Discovering the West of Mexico
I hope 2017 has been good to everyone so far… Just over a week ago I landed in Mexico to experience somewhere new and to share it with everyone here. With Mexico being first on the list for 2017, I have partnered with Loop Jamaica to bring a series of travel experiences for the next couple of weeks. Visiting the western part of Mexico has been high on my wish-list, especially since my most recent visit to Mexico when I explored the Yucatán Peninsula early last year.
I am always looking forward to exploring somewhere new, and the thought of visiting the western part of Mexico for the very first time filled me with excitement.
Mexico is vast, diverse and full of culture. It was a joy to arrive in the historical city of Guadalajara before moving onward to experience a few of the “Pueblos Magicos” in the region of “Mascota”.
The “Pueblos Magicos” is a program led by Mexico’s secretariat of tourism to promote and recognise the significance of towns across the country. These towns promise to offer a magical experience due to their natural beauty, cultural authenticity and history. Architecturally, many of these towns appear to have been untouched for centuries which really adds to their charm.
* “Pueblos Magicos- Magical towns
Here’s a quick preview of flying into Mexico for the third time and what I’m been doing over the first couple of days.
Exploring Guadalajara (Historical City)
Guadalajara is a pretty big metropolitan city and the busiest in the west of the country and within the state of Jalisco.
The history is pretty thick here and if you want to see and learn more, exploring the historical centre and museums will give you a fascinating insight into the cultural riches of the region.
I spent a few hours walking around, taking in the architecture but most of all experiencing the city as a whole.
About 20-30 minutes south-east from the centre of Guadalajara lies the old colonial neighbourhood of Tlaquepaque.

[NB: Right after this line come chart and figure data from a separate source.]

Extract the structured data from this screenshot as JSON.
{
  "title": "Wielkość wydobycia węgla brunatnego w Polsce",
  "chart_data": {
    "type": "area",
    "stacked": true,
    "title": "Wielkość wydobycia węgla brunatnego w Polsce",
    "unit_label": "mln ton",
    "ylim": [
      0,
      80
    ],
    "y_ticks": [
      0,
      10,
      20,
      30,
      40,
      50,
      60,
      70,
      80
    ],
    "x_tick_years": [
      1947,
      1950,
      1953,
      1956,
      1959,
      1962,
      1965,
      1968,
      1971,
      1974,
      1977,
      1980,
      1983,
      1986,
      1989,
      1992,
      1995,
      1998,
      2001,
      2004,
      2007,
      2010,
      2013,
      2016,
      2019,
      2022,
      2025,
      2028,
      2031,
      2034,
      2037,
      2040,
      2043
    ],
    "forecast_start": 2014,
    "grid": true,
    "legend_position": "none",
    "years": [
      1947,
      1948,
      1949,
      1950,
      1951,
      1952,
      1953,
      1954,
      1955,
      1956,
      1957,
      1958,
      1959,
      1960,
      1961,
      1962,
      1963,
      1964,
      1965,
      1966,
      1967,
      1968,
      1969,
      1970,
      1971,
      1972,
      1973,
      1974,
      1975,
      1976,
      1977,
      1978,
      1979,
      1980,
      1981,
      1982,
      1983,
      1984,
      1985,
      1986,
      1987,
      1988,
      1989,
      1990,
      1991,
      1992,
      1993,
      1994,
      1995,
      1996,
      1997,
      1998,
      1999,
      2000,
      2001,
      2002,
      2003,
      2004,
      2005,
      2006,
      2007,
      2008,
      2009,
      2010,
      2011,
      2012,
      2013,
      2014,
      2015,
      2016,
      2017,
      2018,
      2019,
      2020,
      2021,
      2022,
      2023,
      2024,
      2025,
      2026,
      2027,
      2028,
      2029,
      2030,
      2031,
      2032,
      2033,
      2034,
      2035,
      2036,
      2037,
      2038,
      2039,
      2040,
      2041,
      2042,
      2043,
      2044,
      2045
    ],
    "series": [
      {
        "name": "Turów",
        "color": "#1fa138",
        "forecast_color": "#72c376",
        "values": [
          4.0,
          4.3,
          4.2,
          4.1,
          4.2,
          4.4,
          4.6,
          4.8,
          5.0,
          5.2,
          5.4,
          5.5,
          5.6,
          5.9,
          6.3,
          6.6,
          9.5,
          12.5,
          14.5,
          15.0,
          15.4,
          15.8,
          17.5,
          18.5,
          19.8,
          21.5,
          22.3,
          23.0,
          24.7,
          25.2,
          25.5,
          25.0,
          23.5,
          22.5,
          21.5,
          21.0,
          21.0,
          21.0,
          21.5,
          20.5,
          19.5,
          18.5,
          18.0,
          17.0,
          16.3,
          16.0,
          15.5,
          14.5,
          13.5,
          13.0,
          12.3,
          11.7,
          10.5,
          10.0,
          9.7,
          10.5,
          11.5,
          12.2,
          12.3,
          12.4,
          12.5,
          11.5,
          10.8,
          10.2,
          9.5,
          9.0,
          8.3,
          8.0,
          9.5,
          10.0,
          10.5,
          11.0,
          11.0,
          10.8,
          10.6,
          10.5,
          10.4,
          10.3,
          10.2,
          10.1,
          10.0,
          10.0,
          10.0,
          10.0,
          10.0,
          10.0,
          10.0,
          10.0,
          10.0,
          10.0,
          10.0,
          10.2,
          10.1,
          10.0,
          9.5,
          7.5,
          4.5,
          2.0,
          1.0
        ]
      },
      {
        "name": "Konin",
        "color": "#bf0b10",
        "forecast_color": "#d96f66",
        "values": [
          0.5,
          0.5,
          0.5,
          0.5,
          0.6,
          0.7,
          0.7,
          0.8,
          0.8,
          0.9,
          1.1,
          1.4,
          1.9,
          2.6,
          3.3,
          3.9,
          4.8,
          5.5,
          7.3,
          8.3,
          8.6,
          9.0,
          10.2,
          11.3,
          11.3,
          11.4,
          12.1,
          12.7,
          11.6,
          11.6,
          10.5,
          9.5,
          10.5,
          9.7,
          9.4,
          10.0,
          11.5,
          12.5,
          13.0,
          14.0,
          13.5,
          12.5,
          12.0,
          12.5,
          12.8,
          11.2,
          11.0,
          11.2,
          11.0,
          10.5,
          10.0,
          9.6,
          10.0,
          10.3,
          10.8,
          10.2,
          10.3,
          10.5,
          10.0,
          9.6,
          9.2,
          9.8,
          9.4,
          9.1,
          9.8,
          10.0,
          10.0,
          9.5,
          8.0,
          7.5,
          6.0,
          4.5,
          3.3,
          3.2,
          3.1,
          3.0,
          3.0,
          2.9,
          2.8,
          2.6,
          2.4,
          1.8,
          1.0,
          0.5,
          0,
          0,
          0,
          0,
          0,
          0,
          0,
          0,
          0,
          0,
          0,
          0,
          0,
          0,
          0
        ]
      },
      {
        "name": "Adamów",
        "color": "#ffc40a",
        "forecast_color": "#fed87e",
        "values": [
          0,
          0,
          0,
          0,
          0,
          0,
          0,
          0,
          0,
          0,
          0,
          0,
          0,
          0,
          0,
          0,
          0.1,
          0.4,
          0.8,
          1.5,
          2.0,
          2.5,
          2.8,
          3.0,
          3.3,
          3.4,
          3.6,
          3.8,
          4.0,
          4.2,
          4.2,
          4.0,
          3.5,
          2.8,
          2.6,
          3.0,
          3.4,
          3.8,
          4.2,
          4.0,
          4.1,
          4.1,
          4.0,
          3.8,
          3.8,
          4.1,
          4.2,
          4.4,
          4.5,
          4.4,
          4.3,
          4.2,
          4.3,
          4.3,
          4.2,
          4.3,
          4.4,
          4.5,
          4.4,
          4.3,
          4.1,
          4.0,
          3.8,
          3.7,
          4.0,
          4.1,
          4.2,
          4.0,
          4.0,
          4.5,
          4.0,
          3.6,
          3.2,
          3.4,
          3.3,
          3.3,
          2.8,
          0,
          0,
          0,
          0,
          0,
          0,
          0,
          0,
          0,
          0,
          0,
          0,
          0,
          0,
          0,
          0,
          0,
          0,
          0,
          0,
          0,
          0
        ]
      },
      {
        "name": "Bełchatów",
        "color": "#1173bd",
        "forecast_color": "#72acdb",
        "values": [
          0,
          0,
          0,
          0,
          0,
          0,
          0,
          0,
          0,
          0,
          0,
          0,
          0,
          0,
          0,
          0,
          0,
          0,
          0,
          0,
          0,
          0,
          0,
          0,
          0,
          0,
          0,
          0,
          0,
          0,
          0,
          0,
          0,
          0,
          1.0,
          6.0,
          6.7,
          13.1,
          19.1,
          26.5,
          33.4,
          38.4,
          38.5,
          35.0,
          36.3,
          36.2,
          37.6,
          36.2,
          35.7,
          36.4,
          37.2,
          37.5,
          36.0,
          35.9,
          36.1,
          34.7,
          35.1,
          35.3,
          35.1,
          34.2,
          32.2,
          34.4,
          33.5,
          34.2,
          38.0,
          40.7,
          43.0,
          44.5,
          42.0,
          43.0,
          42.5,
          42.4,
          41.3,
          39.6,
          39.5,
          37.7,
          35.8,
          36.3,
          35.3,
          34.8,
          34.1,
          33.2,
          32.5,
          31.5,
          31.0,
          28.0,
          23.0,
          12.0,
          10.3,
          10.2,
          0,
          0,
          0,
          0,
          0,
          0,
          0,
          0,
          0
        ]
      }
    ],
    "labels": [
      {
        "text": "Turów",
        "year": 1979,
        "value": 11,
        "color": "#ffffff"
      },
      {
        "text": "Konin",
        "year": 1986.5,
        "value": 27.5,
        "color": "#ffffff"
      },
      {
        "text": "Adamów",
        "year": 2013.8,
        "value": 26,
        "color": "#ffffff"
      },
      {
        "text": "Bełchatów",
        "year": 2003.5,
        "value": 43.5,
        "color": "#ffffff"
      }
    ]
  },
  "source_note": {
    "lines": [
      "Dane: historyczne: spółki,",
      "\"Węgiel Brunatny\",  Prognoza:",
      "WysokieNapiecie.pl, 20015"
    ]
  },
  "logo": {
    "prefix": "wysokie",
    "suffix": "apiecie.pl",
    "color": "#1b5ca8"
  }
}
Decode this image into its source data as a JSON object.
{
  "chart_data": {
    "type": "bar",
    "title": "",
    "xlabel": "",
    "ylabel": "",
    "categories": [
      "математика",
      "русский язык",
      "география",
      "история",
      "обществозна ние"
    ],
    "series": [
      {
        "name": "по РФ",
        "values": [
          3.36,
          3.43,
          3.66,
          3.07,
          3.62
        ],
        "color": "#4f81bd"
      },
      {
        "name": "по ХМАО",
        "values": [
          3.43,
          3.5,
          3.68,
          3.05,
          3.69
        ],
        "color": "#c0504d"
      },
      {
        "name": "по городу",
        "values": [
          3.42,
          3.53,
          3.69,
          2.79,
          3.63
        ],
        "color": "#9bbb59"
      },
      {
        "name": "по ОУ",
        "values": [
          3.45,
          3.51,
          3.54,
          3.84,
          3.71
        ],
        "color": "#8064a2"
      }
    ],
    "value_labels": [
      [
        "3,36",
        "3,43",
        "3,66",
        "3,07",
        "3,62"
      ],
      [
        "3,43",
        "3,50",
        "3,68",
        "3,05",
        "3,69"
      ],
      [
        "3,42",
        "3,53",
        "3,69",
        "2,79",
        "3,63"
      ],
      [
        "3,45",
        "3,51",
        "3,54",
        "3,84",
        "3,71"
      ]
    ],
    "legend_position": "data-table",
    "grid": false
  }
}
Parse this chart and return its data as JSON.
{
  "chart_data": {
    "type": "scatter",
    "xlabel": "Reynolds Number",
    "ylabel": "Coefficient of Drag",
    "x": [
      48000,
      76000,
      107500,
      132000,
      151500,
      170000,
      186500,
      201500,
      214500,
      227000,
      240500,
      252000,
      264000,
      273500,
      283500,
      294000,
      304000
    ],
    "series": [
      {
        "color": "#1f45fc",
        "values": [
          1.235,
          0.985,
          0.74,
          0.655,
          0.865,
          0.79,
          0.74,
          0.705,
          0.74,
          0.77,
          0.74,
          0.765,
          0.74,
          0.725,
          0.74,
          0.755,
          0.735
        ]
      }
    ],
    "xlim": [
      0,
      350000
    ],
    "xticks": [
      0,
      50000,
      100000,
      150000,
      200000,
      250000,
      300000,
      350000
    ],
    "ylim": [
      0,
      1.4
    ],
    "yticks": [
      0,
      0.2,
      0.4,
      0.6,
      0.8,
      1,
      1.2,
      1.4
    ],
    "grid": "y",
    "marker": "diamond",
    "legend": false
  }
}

A popular tourist spot outside of the busy city centre, Tlaquepaque is known for its hand-craft shops and it’s uniquely decorated restaurants, perfect to enjoy dinner after a day of exploring.
The park is also a fun place to be. Full of energy, local street food and entertainment. I experienced my first “Flyers of Papantla” — an ancient mesoamerican ritual performed in the isolated parts of Mexico. The flyers climb a 30-metre high pole from which they launch themselves attached to rope and then spin and float graciously to the ground. You have to see this at least once in your life whilst visiing.
A quick half day tour to the north of Guadalajara was spent going around another historical area of the city.
The architecture is beautiful here.
Although a location that is recommended, I decided to skip that town until I am back in Guadalajara again. I will be doing a loop; no pun intended.
Next on the list: The Mascota Region (Talpa de Allende, Mascota and San Sebastián)
A Preview of Talpa de Allende
After the bustle of Guadalajara city centre it was so nice to enjoy the tranquillity of a peaceful, historical mountain town. This town is famous for “rollo de guayaba” (sweet guayaba roll) which is sold everywhere in the town. It’s also great for coffee, Rompope (eggnog liquor) and Raicilla (similar to Tequila but fermented from a different type of agave for a distinct flavour.